Os requerimentos foram apresentados pelo relator da CPI, senador Alessandro Vieira (MDB-SE), que também solicitou informações detalhadas aos Ministérios da Justiça e Segurança Pública e da Defesa sobre ações de enfrentamento às organizações criminosas no país.

Foram convidados o ministro da Justiça e Segurança Pública, Ricardo Lewandowski, o ministro da Defesa, José Múcio, o diretor-geral da Polícia Federal, Andrei Rodrigues, o diretor-geral da Agência Brasileira de Inteligência, Luiz Corrêa, além de outros representantes de órgãos de segurança federais.

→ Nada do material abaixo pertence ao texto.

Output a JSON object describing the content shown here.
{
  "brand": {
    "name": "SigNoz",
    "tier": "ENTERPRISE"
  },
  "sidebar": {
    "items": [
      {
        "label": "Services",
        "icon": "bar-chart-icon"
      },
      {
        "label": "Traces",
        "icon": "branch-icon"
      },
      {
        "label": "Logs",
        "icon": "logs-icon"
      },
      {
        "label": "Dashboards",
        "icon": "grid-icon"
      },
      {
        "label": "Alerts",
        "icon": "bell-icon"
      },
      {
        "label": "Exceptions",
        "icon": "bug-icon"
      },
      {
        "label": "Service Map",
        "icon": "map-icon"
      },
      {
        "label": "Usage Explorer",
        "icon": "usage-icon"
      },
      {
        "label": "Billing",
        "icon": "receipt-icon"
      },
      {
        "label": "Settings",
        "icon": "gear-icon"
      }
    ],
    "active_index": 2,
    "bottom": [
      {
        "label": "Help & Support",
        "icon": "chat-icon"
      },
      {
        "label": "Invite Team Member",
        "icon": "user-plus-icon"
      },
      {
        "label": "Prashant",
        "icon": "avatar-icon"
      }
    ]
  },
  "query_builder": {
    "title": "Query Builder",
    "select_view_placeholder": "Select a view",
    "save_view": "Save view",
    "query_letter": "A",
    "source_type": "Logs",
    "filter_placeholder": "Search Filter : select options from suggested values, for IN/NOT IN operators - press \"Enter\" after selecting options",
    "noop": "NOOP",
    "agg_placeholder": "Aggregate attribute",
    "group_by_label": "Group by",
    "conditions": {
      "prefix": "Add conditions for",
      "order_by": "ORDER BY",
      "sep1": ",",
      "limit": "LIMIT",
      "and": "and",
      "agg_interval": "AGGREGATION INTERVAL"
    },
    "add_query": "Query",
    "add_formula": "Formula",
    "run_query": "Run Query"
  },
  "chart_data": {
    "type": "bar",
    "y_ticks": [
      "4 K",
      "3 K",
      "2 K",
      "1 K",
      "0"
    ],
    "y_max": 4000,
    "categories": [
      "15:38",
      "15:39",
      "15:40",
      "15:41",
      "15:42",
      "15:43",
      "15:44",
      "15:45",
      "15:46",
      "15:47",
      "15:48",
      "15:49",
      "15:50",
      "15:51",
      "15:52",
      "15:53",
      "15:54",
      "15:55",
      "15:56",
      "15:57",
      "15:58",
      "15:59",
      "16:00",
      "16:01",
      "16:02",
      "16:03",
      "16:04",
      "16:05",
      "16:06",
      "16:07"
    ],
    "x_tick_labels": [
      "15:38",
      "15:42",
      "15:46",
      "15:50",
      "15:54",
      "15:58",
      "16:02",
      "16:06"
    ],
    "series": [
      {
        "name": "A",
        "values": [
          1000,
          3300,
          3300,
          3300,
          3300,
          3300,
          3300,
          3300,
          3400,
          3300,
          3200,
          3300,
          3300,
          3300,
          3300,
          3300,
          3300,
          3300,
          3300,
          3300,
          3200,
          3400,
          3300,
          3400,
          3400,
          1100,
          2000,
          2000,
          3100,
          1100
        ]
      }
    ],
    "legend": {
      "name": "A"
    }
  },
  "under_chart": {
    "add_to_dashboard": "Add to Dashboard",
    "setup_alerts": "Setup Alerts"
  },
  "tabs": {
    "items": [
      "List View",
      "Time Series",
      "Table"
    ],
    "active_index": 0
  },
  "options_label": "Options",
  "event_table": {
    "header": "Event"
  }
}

A CPI tem prazo de cento e vinte dias para elaborar um diagnóstico sobre o crime organizado no Brasil e sugerir medidas de combate a facções e milícias. Os senadores também aprovaram um pedido para dar prioridade, na Câmara dos Deputados, a projetos de segurança pública já votados pelo Senado.

O relator também solicitou a convocação de onze governadores e seus secretários de Segurança, escolhidos entre os estados considerados mais seguros e menos seguros, segundo indicadores oficiais. Vieira afirmou que o objetivo é ouvir quem obteve bons resultados e quem enfrenta maior dificuldade no enfrentamento ao crime.

A CPI também aprovou a oitiva de especialistas, pesquisadores e jornalistas com atuação reconhecida na área de segurança pública, além de solicitar dados sobre controle de armas e relatórios de inteligência produzidos pelos ministérios da área.